The NASA researcher said that a case can be made to not send humans to Mars until scientists can conduct a thorough, robotic search for evidence of Martian life. Otherwise, the evidence could be obscured by contamination.
"With humans on Mars, contamination is inevitable," he said. "If we go to Mars and find that there was a second Genesis, what about all that contamination? It would be bad if we had to admit that in our first step out into the universe, we came across an alien life form and we killed it."

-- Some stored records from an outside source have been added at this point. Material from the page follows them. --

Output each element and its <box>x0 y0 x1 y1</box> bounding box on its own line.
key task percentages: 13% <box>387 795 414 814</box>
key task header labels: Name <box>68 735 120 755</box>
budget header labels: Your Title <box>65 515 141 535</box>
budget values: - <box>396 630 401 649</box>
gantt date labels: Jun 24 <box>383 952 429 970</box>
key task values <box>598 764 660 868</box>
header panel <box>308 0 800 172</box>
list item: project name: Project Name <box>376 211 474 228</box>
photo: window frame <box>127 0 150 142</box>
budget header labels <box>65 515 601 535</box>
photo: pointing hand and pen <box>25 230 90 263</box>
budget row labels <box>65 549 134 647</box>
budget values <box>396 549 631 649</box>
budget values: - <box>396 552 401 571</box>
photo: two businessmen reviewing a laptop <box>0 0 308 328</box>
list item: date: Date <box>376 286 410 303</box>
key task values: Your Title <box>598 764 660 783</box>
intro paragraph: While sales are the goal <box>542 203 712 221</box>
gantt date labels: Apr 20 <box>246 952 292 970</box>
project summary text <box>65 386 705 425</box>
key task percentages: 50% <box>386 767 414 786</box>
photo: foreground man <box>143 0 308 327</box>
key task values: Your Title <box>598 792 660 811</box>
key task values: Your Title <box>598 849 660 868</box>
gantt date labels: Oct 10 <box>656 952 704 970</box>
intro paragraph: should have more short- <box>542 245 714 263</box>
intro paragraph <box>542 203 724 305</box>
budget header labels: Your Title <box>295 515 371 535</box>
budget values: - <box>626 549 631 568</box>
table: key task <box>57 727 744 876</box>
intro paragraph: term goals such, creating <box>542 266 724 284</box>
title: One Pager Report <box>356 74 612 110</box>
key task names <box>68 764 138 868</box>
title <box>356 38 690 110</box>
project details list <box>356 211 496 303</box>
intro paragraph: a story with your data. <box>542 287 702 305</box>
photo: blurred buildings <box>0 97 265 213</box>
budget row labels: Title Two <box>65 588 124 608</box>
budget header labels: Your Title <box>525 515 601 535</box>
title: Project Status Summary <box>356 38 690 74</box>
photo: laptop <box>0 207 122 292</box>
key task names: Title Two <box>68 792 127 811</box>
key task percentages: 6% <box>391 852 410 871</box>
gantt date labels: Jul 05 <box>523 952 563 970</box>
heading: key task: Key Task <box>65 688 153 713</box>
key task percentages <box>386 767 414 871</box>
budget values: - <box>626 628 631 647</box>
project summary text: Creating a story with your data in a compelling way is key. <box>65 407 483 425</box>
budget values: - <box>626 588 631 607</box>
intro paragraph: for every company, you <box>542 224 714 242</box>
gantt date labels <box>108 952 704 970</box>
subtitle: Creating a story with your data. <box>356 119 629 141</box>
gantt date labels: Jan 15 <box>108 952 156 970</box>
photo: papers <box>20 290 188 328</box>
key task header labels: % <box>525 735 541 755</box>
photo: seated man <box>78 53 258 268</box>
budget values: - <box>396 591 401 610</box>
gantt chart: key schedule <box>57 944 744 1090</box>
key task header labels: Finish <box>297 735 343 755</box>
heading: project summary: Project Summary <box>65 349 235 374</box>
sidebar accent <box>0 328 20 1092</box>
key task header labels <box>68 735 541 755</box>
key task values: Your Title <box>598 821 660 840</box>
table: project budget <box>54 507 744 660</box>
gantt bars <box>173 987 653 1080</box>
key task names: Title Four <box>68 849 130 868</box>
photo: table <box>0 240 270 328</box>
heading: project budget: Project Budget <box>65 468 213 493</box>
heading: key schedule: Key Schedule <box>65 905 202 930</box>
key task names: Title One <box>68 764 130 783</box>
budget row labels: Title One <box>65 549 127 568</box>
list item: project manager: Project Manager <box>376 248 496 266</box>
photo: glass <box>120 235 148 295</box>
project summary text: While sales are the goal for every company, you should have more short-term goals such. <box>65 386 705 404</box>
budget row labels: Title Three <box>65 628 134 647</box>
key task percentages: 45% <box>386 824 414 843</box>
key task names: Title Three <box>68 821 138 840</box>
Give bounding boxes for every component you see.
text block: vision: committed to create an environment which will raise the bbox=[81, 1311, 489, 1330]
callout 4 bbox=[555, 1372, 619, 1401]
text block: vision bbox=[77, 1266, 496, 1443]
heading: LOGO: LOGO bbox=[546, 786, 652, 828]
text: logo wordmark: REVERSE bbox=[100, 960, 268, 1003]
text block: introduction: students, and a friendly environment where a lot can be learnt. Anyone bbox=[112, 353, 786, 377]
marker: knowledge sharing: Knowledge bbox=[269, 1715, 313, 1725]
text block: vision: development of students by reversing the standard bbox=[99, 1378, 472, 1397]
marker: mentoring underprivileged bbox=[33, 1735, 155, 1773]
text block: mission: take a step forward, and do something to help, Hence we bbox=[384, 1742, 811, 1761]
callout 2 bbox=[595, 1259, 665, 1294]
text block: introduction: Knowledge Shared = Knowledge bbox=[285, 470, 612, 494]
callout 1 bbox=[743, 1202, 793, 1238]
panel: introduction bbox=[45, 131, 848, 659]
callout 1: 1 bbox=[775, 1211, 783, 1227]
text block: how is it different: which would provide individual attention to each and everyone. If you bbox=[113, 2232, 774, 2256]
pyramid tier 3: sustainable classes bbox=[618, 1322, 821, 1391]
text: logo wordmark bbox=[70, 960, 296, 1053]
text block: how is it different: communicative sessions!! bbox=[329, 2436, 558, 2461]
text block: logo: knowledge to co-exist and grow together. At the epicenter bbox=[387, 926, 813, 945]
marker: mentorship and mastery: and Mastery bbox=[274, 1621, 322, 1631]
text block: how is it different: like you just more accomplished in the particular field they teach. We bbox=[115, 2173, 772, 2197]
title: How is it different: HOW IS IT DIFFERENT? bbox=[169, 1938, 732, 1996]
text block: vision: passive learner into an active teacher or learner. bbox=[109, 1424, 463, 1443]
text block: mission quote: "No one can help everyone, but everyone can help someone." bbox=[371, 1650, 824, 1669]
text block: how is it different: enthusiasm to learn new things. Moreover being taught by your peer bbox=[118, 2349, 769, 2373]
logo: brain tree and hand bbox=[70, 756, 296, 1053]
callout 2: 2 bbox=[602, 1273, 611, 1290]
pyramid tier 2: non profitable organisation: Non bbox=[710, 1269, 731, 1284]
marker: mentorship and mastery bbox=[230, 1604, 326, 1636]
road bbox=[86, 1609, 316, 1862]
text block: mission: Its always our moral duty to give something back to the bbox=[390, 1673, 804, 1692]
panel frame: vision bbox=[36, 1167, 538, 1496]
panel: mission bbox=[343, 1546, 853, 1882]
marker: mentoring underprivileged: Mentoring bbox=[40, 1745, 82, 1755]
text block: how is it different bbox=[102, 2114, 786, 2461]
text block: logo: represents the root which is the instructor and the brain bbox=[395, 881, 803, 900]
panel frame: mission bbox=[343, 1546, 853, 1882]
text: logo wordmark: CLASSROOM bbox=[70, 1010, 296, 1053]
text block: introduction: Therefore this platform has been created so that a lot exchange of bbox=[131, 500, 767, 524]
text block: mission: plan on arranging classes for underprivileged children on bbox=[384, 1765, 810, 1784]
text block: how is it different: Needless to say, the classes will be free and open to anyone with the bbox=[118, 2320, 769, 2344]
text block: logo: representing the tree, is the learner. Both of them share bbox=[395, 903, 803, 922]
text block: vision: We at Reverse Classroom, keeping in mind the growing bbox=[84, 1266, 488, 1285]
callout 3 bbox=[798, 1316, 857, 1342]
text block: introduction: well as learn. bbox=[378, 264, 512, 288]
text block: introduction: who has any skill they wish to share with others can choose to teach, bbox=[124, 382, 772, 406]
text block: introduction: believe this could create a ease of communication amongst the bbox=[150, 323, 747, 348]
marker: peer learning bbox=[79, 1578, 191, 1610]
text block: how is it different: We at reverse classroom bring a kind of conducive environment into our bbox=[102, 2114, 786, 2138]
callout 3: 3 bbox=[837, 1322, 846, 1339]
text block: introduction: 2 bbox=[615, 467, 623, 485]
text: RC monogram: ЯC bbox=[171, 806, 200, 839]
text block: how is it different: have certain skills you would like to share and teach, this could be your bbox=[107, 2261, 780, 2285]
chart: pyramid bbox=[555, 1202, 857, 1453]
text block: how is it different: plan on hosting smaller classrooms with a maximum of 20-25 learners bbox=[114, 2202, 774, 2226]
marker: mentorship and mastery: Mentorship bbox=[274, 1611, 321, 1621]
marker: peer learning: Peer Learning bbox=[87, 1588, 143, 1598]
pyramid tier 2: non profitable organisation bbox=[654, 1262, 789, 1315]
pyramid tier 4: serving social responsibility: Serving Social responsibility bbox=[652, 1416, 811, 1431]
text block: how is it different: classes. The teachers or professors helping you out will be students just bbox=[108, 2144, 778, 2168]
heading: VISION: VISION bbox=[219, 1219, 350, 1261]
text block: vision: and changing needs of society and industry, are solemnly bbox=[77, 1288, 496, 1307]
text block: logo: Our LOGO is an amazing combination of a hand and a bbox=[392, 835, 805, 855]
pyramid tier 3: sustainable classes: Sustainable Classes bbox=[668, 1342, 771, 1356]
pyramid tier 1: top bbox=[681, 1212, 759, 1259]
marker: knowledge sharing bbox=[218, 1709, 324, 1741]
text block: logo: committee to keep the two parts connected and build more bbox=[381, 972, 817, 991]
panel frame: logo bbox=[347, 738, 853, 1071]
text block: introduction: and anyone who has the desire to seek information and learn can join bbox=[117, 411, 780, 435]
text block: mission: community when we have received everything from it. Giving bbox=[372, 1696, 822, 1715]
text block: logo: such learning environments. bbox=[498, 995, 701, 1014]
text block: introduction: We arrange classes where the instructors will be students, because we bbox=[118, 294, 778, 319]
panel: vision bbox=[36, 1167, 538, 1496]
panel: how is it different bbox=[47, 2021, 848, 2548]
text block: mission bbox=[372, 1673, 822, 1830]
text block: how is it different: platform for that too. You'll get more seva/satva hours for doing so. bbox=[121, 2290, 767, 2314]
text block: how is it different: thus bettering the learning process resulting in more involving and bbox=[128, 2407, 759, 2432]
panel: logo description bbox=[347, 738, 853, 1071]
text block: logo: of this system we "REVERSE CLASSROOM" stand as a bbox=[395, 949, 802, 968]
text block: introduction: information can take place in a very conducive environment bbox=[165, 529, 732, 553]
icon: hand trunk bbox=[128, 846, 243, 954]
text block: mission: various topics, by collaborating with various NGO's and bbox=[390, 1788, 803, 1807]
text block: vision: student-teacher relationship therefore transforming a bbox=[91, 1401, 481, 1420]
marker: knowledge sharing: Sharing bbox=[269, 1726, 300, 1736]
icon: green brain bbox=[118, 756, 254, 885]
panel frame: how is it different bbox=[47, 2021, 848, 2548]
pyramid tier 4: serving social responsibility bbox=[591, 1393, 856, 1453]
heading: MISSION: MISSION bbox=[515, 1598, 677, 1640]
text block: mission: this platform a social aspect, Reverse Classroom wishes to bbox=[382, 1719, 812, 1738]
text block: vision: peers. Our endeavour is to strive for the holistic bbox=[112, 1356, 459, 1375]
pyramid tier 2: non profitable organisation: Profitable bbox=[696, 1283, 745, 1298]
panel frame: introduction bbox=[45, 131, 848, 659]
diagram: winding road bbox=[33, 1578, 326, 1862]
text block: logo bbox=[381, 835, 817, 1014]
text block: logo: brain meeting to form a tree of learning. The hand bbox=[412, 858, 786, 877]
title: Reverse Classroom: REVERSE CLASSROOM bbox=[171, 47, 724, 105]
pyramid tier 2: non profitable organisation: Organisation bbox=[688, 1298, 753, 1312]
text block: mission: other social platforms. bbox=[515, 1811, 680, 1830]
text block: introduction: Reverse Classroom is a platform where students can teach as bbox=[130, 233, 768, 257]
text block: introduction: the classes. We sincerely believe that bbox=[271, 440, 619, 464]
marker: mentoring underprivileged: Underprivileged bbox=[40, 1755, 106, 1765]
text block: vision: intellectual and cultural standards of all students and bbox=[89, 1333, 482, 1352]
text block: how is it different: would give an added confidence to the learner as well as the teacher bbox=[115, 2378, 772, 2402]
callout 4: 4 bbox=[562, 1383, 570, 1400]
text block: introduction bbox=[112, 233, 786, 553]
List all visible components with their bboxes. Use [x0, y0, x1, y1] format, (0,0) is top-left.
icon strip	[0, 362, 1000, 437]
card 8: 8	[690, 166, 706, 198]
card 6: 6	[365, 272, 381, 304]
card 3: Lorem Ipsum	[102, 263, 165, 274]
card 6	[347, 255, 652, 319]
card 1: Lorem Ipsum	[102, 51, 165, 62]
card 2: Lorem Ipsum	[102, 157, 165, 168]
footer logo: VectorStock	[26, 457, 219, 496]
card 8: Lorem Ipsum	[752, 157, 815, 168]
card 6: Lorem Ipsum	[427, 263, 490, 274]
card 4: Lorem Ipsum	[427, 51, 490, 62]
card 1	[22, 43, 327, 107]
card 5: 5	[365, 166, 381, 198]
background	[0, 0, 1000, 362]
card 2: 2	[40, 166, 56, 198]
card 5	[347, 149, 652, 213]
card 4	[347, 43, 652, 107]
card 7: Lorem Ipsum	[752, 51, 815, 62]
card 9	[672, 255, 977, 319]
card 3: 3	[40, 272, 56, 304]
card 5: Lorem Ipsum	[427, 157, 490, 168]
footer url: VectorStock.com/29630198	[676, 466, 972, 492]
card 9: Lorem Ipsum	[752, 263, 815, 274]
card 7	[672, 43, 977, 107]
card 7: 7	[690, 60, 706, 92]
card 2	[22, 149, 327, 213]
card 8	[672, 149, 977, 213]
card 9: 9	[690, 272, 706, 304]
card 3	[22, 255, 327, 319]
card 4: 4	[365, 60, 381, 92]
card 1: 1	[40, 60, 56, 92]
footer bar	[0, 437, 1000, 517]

McKay said that robotic rovers sent to Mars have already carried bacteria there. Sterilizing levels of ultraviolet radiation on the Martian surface would kill any exposed Earth microbe. But if it is shielded, such as inside a rover, bacteria could still be alive, although unable to reproduce due to the Mars' deep, dry cold.
If the mission is designed with this in mind, then contamination of Mars, even from human surface exploration, he said, can be reversed if we decide it is necessary. "We decontaminate Mars by removing all material that could shield UV light," said McKay.
The more serious Earth-contamination threat comes from drilling beneath the Martian surface.
"Anything we do in the subsurface of Mars has to be rigorously sterilized," McKay said. Earth microbes introduced into underground aquifers of Mars are shielded from the lethal UV radiation and could reproduce, he added, causing "irreversible contamination."
AAAS established the Dialogue on Science, Ethics, and Religion (DoSER) in 1995 to facilitate communication between scientific and religious communities. DoSER builds on AAAS's long-standing commitment to relate scientific knowledge and technological development to the purposes and concerns of society at large. The objectives are to contribute to the level of scientific understanding in religious communities and to promote multidisciplinary education and scholarship of the ethical and religious implications of advancements in science and technology.